Section 2 of the report is a detailed regional profile prepared by the UMass Dartmouth PPC that summarizes the results of an extensive analysis of demographic, social, and economic data prepared specifically for the Commission. These findings were presented to members during Commission meetings and helped inform their deliberations about the region’s identity and development challenges.
Among the UMass Dartmouth PPC’s findings:
- 495/MetroWest is growing faster than the rest of the state: Between 2010 and 2015, the 495/MetroWest region saw a population increase of 5.6%, compared with 1.7% statewide.
- 495/MetroWest residents are highly educated: 55% of 495/MetroWest residents ages 25+ have a Bachelor’s degree or higher, compared with 41% statewide.
- 495/MetroWest is a major source of talent: Each day an estimated 32,899 workers commute from the region to the City of Boston with thousands more commuting to other locations in Greater Boston.
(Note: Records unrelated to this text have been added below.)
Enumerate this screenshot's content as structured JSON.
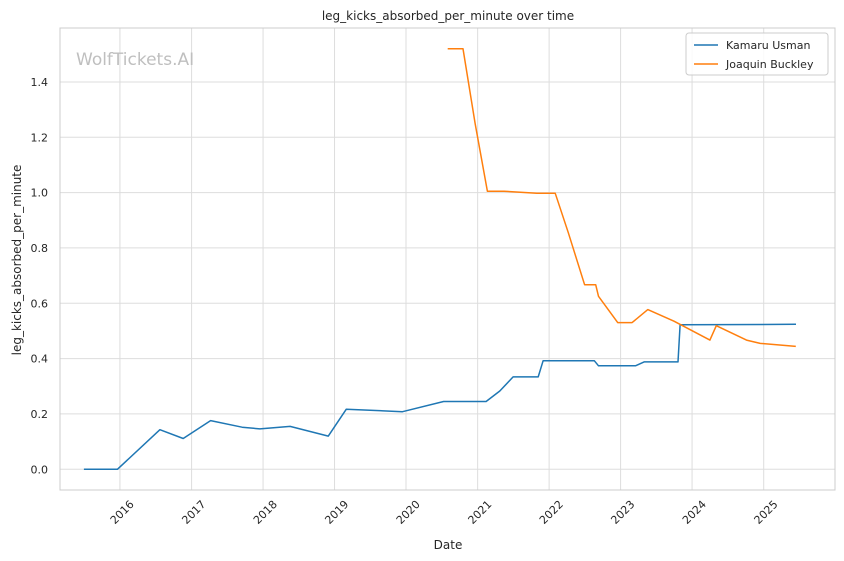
{
  "chart_data": {
    "type": "line",
    "title": "leg_kicks_absorbed_per_minute over time",
    "xlabel": "Date",
    "ylabel": "leg_kicks_absorbed_per_minute",
    "watermark": "WolfTickets.AI",
    "x_tick_labels": [
      "2016",
      "2017",
      "2018",
      "2019",
      "2020",
      "2021",
      "2022",
      "2023",
      "2024",
      "2025"
    ],
    "y_tick_labels": [
      "0.0",
      "0.2",
      "0.4",
      "0.6",
      "0.8",
      "1.0",
      "1.2",
      "1.4"
    ],
    "xlim": [
      "2015-03-01",
      "2025-12-31"
    ],
    "ylim": [
      -0.075,
      1.595
    ],
    "grid": true,
    "legend_position": "top-right",
    "series": [
      {
        "name": "Kamaru Usman",
        "color": "#1f77b4",
        "points": [
          [
            "2015-07-01",
            0.0
          ],
          [
            "2015-12-19",
            0.0
          ],
          [
            "2016-07-23",
            0.143
          ],
          [
            "2016-11-19",
            0.111
          ],
          [
            "2017-04-08",
            0.176
          ],
          [
            "2017-09-16",
            0.152
          ],
          [
            "2017-12-16",
            0.146
          ],
          [
            "2018-05-19",
            0.155
          ],
          [
            "2018-11-30",
            0.12
          ],
          [
            "2019-03-02",
            0.217
          ],
          [
            "2019-12-14",
            0.208
          ],
          [
            "2020-07-11",
            0.245
          ],
          [
            "2021-02-13",
            0.245
          ],
          [
            "2021-04-24",
            0.283
          ],
          [
            "2021-07-01",
            0.334
          ],
          [
            "2021-10-01",
            0.334
          ],
          [
            "2021-11-06",
            0.334
          ],
          [
            "2021-12-01",
            0.392
          ],
          [
            "2022-08-20",
            0.392
          ],
          [
            "2022-09-10",
            0.374
          ],
          [
            "2023-03-18",
            0.374
          ],
          [
            "2023-05-01",
            0.388
          ],
          [
            "2023-10-21",
            0.388
          ],
          [
            "2023-11-01",
            0.522
          ],
          [
            "2025-06-15",
            0.524
          ]
        ]
      },
      {
        "name": "Joaquin Buckley",
        "color": "#ff7f0e",
        "points": [
          [
            "2020-08-01",
            1.52
          ],
          [
            "2020-10-18",
            1.52
          ],
          [
            "2020-12-19",
            1.25
          ],
          [
            "2021-02-20",
            1.005
          ],
          [
            "2021-05-15",
            1.005
          ],
          [
            "2021-10-30",
            0.998
          ],
          [
            "2022-02-01",
            0.998
          ],
          [
            "2022-04-09",
            0.855
          ],
          [
            "2022-07-01",
            0.667
          ],
          [
            "2022-08-27",
            0.667
          ],
          [
            "2022-09-10",
            0.625
          ],
          [
            "2022-12-17",
            0.53
          ],
          [
            "2023-03-01",
            0.53
          ],
          [
            "2023-05-20",
            0.577
          ],
          [
            "2023-10-01",
            0.535
          ],
          [
            "2024-04-01",
            0.467
          ],
          [
            "2024-05-04",
            0.519
          ],
          [
            "2024-10-05",
            0.467
          ],
          [
            "2024-12-14",
            0.455
          ],
          [
            "2025-06-14",
            0.444
          ]
        ]
      }
    ]
  }
}
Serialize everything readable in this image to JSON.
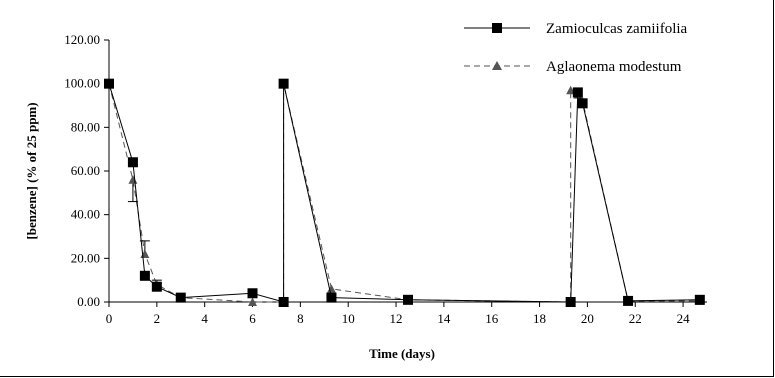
{
  "chart_data": {
    "type": "line",
    "title": "",
    "xlabel": "Time (days)",
    "ylabel": "[benzene] (% of 25 ppm)",
    "xlim": [
      0,
      25
    ],
    "ylim": [
      0,
      120
    ],
    "x_ticks": [
      "0",
      "2",
      "4",
      "6",
      "8",
      "10",
      "12",
      "14",
      "16",
      "18",
      "20",
      "22",
      "24"
    ],
    "y_ticks": [
      "0.00",
      "20.00",
      "40.00",
      "60.00",
      "80.00",
      "100.00",
      "120.00"
    ],
    "x_tick_values": [
      0,
      2,
      4,
      6,
      8,
      10,
      12,
      14,
      16,
      18,
      20,
      22,
      24
    ],
    "y_tick_values": [
      0,
      20,
      40,
      60,
      80,
      100,
      120
    ],
    "grid": false,
    "legend_position": "top-right",
    "series": [
      {
        "name": "Zamioculcas zamiifolia",
        "line": "solid",
        "marker": "square",
        "color": "#000000",
        "points": [
          [
            0,
            100
          ],
          [
            1,
            64
          ],
          [
            1.5,
            12
          ],
          [
            2,
            7
          ],
          [
            3,
            2
          ],
          [
            6,
            4
          ],
          [
            7.3,
            0
          ],
          [
            7.3,
            100
          ],
          [
            9.3,
            2
          ],
          [
            12.5,
            1
          ],
          [
            19.3,
            0
          ],
          [
            19.6,
            96
          ],
          [
            19.8,
            91
          ],
          [
            21.7,
            0.5
          ],
          [
            24.7,
            1
          ]
        ],
        "error_bars": [
          {
            "x": 1,
            "y": 64,
            "plus": 0,
            "minus": 0
          }
        ]
      },
      {
        "name": "Aglaonema modestum",
        "line": "dashed",
        "marker": "triangle",
        "color": "#555555",
        "points": [
          [
            0,
            100
          ],
          [
            1,
            56
          ],
          [
            1.5,
            22
          ],
          [
            2,
            8
          ],
          [
            3,
            2
          ],
          [
            6,
            0
          ],
          [
            7.3,
            0
          ],
          [
            7.3,
            100
          ],
          [
            9.3,
            6
          ],
          [
            12.5,
            1
          ],
          [
            19.3,
            0
          ],
          [
            19.3,
            97
          ],
          [
            19.6,
            95
          ],
          [
            19.8,
            92
          ],
          [
            21.7,
            0.5
          ],
          [
            24.7,
            0.5
          ]
        ],
        "error_bars": [
          {
            "x": 1,
            "y": 56,
            "plus": 0,
            "minus": 10
          },
          {
            "x": 1.5,
            "y": 22,
            "plus": 6,
            "minus": 0
          },
          {
            "x": 2,
            "y": 8,
            "plus": 2,
            "minus": 0
          }
        ]
      }
    ]
  }
}
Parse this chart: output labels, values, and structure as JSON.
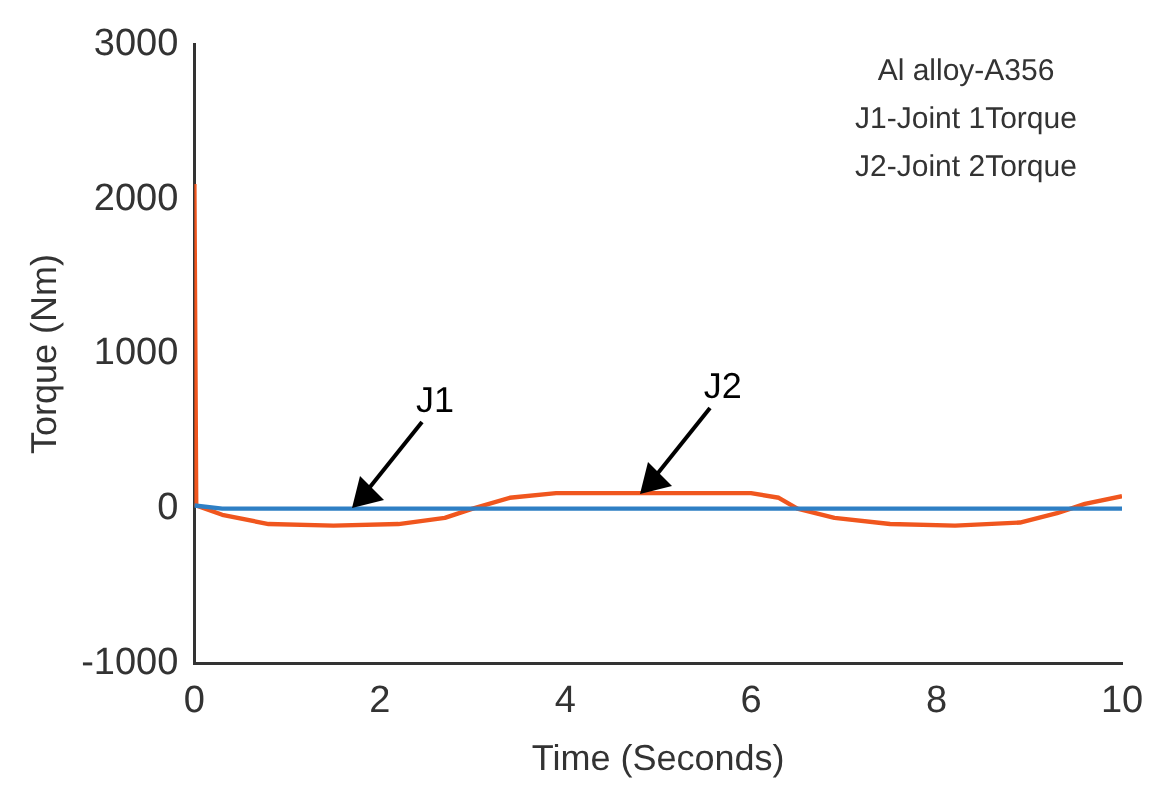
{
  "chart_data": {
    "type": "line",
    "xlabel": "Time (Seconds)",
    "ylabel": "Torque (Nm)",
    "xlim": [
      0,
      10
    ],
    "xticks": [
      0,
      2,
      4,
      6,
      8,
      10
    ],
    "ylim": [
      -1000,
      3000
    ],
    "yticks": [
      -1000,
      0,
      1000,
      2000,
      3000
    ],
    "grid": false,
    "legend": false,
    "marker": "none",
    "line_style": "solid",
    "annotations": [
      "Al alloy-A356",
      "J1-Joint 1Torque",
      "J2-Joint 2Torque"
    ],
    "series": [
      {
        "name": "J1",
        "color": "#2e7fc4",
        "x": [
          0,
          0.3,
          10
        ],
        "values": [
          20,
          0,
          0
        ]
      },
      {
        "name": "J2",
        "color": "#f0561e",
        "x": [
          0,
          0.02,
          0.3,
          0.8,
          1.5,
          2.2,
          2.7,
          3.0,
          3.4,
          3.9,
          5,
          6,
          6.3,
          6.5,
          6.9,
          7.5,
          8.2,
          8.9,
          9.3,
          9.6,
          10
        ],
        "values": [
          2100,
          20,
          -40,
          -100,
          -110,
          -100,
          -60,
          0,
          70,
          100,
          100,
          100,
          70,
          0,
          -60,
          -100,
          -110,
          -90,
          -30,
          30,
          80
        ]
      }
    ]
  }
}
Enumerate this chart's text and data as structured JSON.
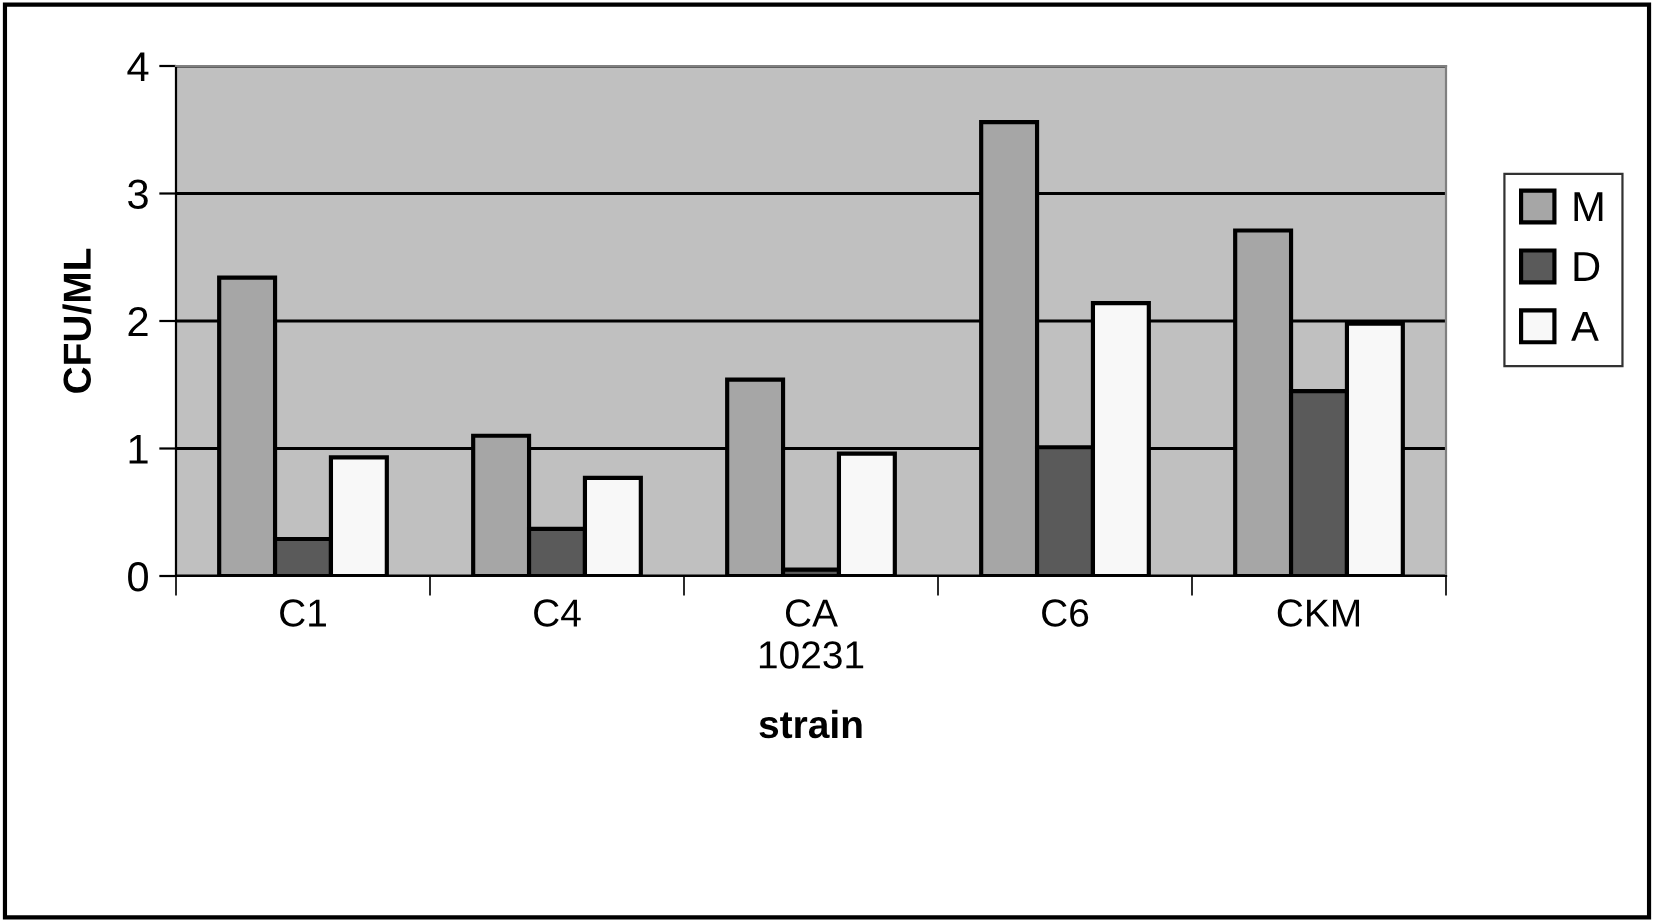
{
  "chart_data": {
    "type": "bar",
    "xlabel": "strain",
    "ylabel": "CFU/ML",
    "categories": [
      "C1",
      "C4",
      "CA\n10231",
      "C6",
      "CKM"
    ],
    "series": [
      {
        "name": "M",
        "color": "#a6a6a6",
        "values": [
          2.34,
          1.1,
          1.54,
          3.56,
          2.71
        ]
      },
      {
        "name": "D",
        "color": "#5a5a5a",
        "values": [
          0.29,
          0.37,
          0.05,
          1.01,
          1.45
        ]
      },
      {
        "name": "A",
        "color": "#f8f8f8",
        "values": [
          0.93,
          0.77,
          0.96,
          2.14,
          1.98
        ]
      }
    ],
    "ylim": [
      0,
      4
    ],
    "yticks": [
      0,
      1,
      2,
      3,
      4
    ],
    "grid": "y",
    "legend": "right"
  }
}
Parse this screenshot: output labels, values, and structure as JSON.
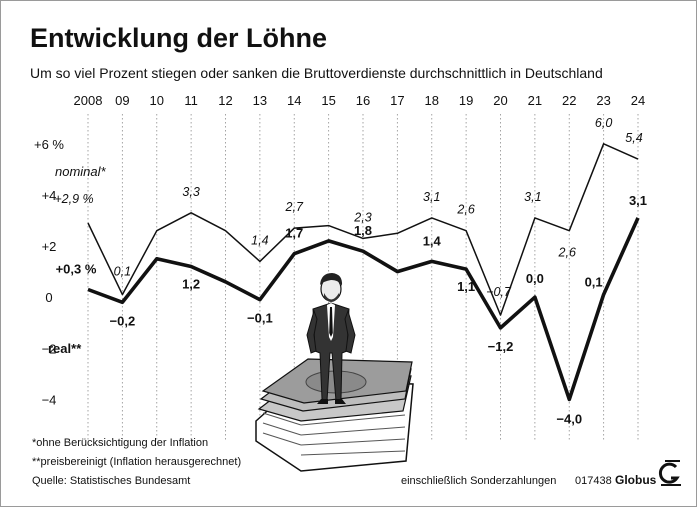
{
  "header": {
    "title": "Entwicklung der Löhne",
    "subtitle": "Um so viel Prozent stiegen oder sanken die Bruttoverdienste durchschnittlich in Deutschland"
  },
  "chart_data": {
    "type": "line",
    "categories": [
      "2008",
      "09",
      "10",
      "11",
      "12",
      "13",
      "14",
      "15",
      "16",
      "17",
      "18",
      "19",
      "20",
      "21",
      "22",
      "23",
      "24"
    ],
    "ylim": [
      -5,
      6.5
    ],
    "yticks": [
      {
        "value": 6,
        "label": "+6 %"
      },
      {
        "value": 4,
        "label": "+4"
      },
      {
        "value": 2,
        "label": "+2"
      },
      {
        "value": 0,
        "label": "0"
      },
      {
        "value": -2,
        "label": "−2"
      },
      {
        "value": -4,
        "label": "−4"
      }
    ],
    "grid": "vertical dotted lines at each year",
    "series": [
      {
        "name": "nominal*",
        "style": "thin",
        "values": [
          2.9,
          0.1,
          2.6,
          3.3,
          2.6,
          1.4,
          2.7,
          2.8,
          2.3,
          2.5,
          3.1,
          2.6,
          -0.7,
          3.1,
          2.6,
          6.0,
          5.4
        ],
        "labels": [
          "+2,9 %",
          "0,1",
          "",
          "3,3",
          "",
          "1,4",
          "2,7",
          "",
          "2,3",
          "",
          "3,1",
          "2,6",
          "−0,7",
          "3,1",
          "2,6",
          "6,0",
          "5,4"
        ]
      },
      {
        "name": "real**",
        "style": "bold",
        "values": [
          0.3,
          -0.2,
          1.5,
          1.2,
          0.6,
          -0.1,
          1.7,
          2.2,
          1.8,
          1.0,
          1.4,
          1.1,
          -1.2,
          0.0,
          -4.0,
          0.1,
          3.1
        ],
        "labels": [
          "+0,3 %",
          "−0,2",
          "",
          "1,2",
          "",
          "−0,1",
          "1,7",
          "",
          "1,8",
          "",
          "1,4",
          "1,1",
          "−1,2",
          "0,0",
          "−4,0",
          "0,1",
          "3,1"
        ]
      }
    ]
  },
  "footer": {
    "note1": "*ohne Berücksichtigung der Inflation",
    "note2": "**preisbereinigt (Inflation herausgerechnet)",
    "source": "Quelle: Statistisches Bundesamt",
    "note3": "einschließlich Sonderzahlungen",
    "code": "017438",
    "brand": "Globus"
  },
  "colors": {
    "ink": "#111111",
    "grid": "#9a9a9a",
    "money": "#9c9c9c"
  },
  "icons": [
    "businessman-illustration",
    "money-stack-illustration",
    "globus-logo-icon"
  ]
}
- 495/MetroWest is a net labor importer: The 495/MetroWest region is home to more jobs than employed residents; in 2014 there were 286,883 primary jobs located in the region and 269,336 employed residents.
- 495/MetroWest is a major source of job opportunities for other regions: An estimated 14,775 residents of the City of Worcester commute to locations within the 495/MetroWest region daily.
- 495/MetroWest is not producing a sufficient supply of housing: Despite solid population growth, regional residential building permitting activity remains well-below 2005 levels.
“The 495/MetroWest region plays a critical role in the Massachusetts economy, both as home to some of the Commonwealth’s largest employers, and as home base for many of the highly skilled workers who fuel the vaunted Massachusetts innovation economy,” said UMass Dartmouth Professor Michael Goodman, Executive Director of the Public Policy Center (PPC) who led the research team. “The region is also a critical source of employment opportunities for workers living in Worcester and Central Massachusetts. In a very real sense, this means successfully meeting the challenges facing 495/MetroWest region will directly benefit businesses and residents both there and in neighboring regions.”
Moving forward, in the next phase of its work, the Commission will circulate its report to key constituencies and develop specific policy responses and recommendations to address the infrastructure issues laid forth in the report and ensure the 495/MetroWest region remains a major contributor to the state economy and a great place to live and work.
Pictured, from left, are Commissioner Representative Carolyn Dykema, Co-Chairman Assistant Secretary Juan Vega, Co-Chairwoman Senator Karen Spilka, Co-Chairman Representative Kate Hogan, Commissioner Representative David Muradian.